In mosses, the alternation of asexual and sexual generations is clearly expressed.
Asexual reproduction occurs through spores (1). A thin green thread is formed from the germinated spore – a pre-growth (2-3), which looks like a thin green branching thread. On this thread buds (4) are formed, from which male (7) or female (8) specimens of moss then grow.
We will consider sexual reproduction using the example of cuckoo flax moss. The cuckoo flax has female and male plants. Male gametes – sperm cells – develop on male plants, female gametes – eggs – are formed on female plants. When it rains or during floods, sperm cells float in the water to the eggs (9).
When gametes merge, a zygote is formed, which, without leaving the female organ, begins to divide.
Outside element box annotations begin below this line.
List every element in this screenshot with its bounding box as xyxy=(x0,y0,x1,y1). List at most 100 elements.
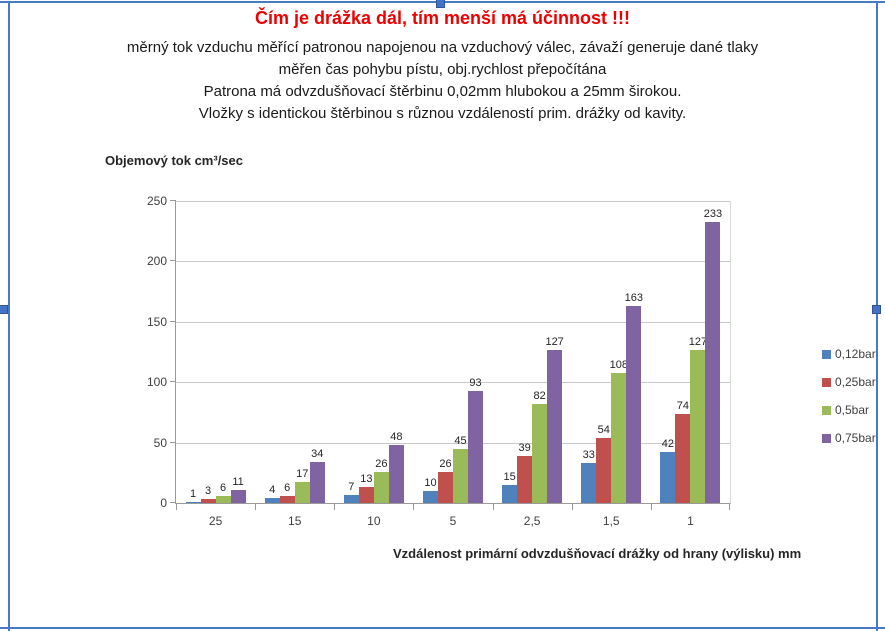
bar-data-label: 127 xyxy=(688,335,708,348)
y-axis-tick xyxy=(170,200,176,201)
bar-0,12bar-15 xyxy=(264,498,280,503)
bar-slot: 108 xyxy=(610,359,628,503)
chart-subtitle: měrný tok vzduchu měřící patronou napoje… xyxy=(0,37,885,125)
bar-0,12bar-5 xyxy=(422,490,438,503)
bar-data-label: 108 xyxy=(609,358,628,371)
selection-handle-right[interactable] xyxy=(872,305,881,314)
selection-border-bottom xyxy=(0,627,885,629)
subtitle-line-4: Vložky s identickou štěrbinou s různou v… xyxy=(198,105,687,122)
bar-slot: 26 xyxy=(373,458,389,503)
bar-slot: 4 xyxy=(264,484,280,503)
gridline-200 xyxy=(176,261,730,263)
legend-swatch-icon xyxy=(822,349,831,359)
bar-data-label: 26 xyxy=(375,457,388,470)
bar-slot: 74 xyxy=(675,400,691,503)
bar-data-label: 1 xyxy=(190,487,197,500)
bar-group-1,5: 33 54 108 163 xyxy=(572,201,651,503)
x-axis-category-label: 5 xyxy=(449,514,457,528)
y-axis-tick-label: 0 xyxy=(160,496,167,510)
gridline-100 xyxy=(176,382,730,384)
bar-slot: 6 xyxy=(279,482,295,503)
bar-slot: 163 xyxy=(625,292,643,503)
bar-data-label: 127 xyxy=(545,335,564,348)
x-axis-category-label: 15 xyxy=(288,514,302,528)
x-axis-tick xyxy=(571,504,573,510)
bar-group-15: 4 6 17 34 xyxy=(255,201,334,503)
bar-slot: 42 xyxy=(660,438,676,503)
bar-slot: 82 xyxy=(532,390,548,503)
bar-data-label: 6 xyxy=(284,481,291,494)
legend-label: 0,5bar xyxy=(835,403,870,417)
bar-data-label: 45 xyxy=(454,434,467,447)
bar-0,12bar-2,5 xyxy=(502,484,518,503)
y-axis-tick xyxy=(170,260,176,262)
bar-data-label: 93 xyxy=(469,376,482,389)
x-axis-category-label: 1 xyxy=(687,514,694,528)
bar-0,75bar-15 xyxy=(309,461,325,503)
bar-0,5bar-1 xyxy=(690,349,706,503)
bar-group-2,5: 15 39 82 127 xyxy=(493,201,572,503)
legend-label: 0,75bar xyxy=(835,431,876,445)
bar-0,5bar-10 xyxy=(373,471,389,503)
bar-slot: 233 xyxy=(704,208,722,503)
selection-border-right xyxy=(876,1,878,631)
subtitle-line-1: měrný tok vzduchu měřící patronou napoje… xyxy=(126,39,759,56)
bar-slot: 34 xyxy=(309,448,325,503)
bar-data-label: 26 xyxy=(439,457,452,470)
x-axis-category-label: 10 xyxy=(367,514,381,528)
bar-0,75bar-25 xyxy=(230,489,246,503)
y-axis-tick xyxy=(170,381,176,383)
y-axis-tick-label: 200 xyxy=(146,254,167,269)
bar-0,25bar-5 xyxy=(437,471,453,503)
gridline-150 xyxy=(176,321,730,323)
y-axis-tick-label: 100 xyxy=(146,375,167,390)
bar-0,5bar-5 xyxy=(452,448,468,503)
legend: 0,12bar 0,25bar 0,5bar 0,75bar xyxy=(822,347,876,459)
bar-slot: 13 xyxy=(358,473,374,503)
selection-handle-left[interactable] xyxy=(0,305,8,314)
bar-data-label: 3 xyxy=(205,485,212,498)
x-axis-tick xyxy=(176,504,177,510)
subtitle-line-2: měřen čas pohybu pístu, obj.rychlost pře… xyxy=(278,61,607,78)
plot-area: 0 50 100 150 200 250 1 3 6 11 25 4 6 17 34 15 7 13 26 48 10 1… xyxy=(147,194,731,528)
x-axis-tick xyxy=(334,504,336,510)
selection-border-left xyxy=(8,1,10,631)
bar-0,5bar-2,5 xyxy=(532,403,548,503)
x-axis-category-label: 25 xyxy=(208,514,223,528)
legend-swatch-icon xyxy=(822,433,831,443)
legend-item-0,12bar: 0,12bar xyxy=(822,347,876,361)
bar-group-25: 1 3 6 11 xyxy=(176,201,255,503)
bar-0,25bar-25 xyxy=(200,499,216,503)
x-axis-tick xyxy=(255,504,257,510)
bar-0,12bar-1 xyxy=(660,452,676,503)
bar-slot: 7 xyxy=(343,481,359,503)
selection-handle-top[interactable] xyxy=(436,0,445,8)
bar-0,25bar-15 xyxy=(279,495,295,503)
bar-data-label: 15 xyxy=(503,470,516,483)
bar-0,25bar-1,5 xyxy=(596,437,612,503)
bar-0,75bar-1 xyxy=(705,221,721,503)
x-axis-category-label: 2,5 xyxy=(523,514,541,528)
bar-data-label: 11 xyxy=(232,475,244,488)
bar-data-label: 13 xyxy=(360,473,373,486)
bar-data-label: 4 xyxy=(269,484,276,497)
bar-data-label: 34 xyxy=(311,447,324,460)
bar-slot: 39 xyxy=(517,442,533,503)
bar-slot: 127 xyxy=(689,336,707,503)
subtitle-line-3: Patrona má odvzdušňovací štěrbinu 0,02mm… xyxy=(203,83,682,100)
bar-slot: 10 xyxy=(422,477,438,503)
legend-item-0,5bar: 0,5bar xyxy=(822,403,876,417)
y-axis-tick xyxy=(170,502,176,503)
chart-title: Čím je drážka dál, tím menší má účinnost… xyxy=(254,8,631,28)
bar-data-label: 10 xyxy=(424,476,437,489)
bar-slot: 48 xyxy=(388,431,404,503)
bar-data-label: 33 xyxy=(582,449,595,462)
bar-0,12bar-10 xyxy=(343,494,359,503)
bar-group-10: 7 13 26 48 xyxy=(334,201,413,503)
bar-slot: 45 xyxy=(452,435,468,503)
x-axis-tick xyxy=(729,504,730,510)
bar-slot: 54 xyxy=(596,424,612,503)
bar-group-5: 10 26 45 93 xyxy=(413,201,492,503)
y-axis-tick-label: 250 xyxy=(146,194,167,208)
From the zygote on a female plant, a cap-covered capsule on a leg – sporangium (10) develops. Disputes form in the sporangium. In dry weather, the cap is shed, the spores disperse (1) and germinate into pre-growths (2–3), giving rise to new male (7) and female (8) cuckoo flax plants.
Thus, in cuckoo flax moss, a change of generations occurs during its life – asexual and sexual (sporophyte and gametophyte). Gametophyte (sexual generation) is represented by leafy shoot. Sporophyte (asexual generation) is a box with a long stem. Plants of the asexual generation live off the plants of the sexual generation.
During vegetative propagation, many mosses develop cushion-like sods and cover the moist soil with a continuous carpet.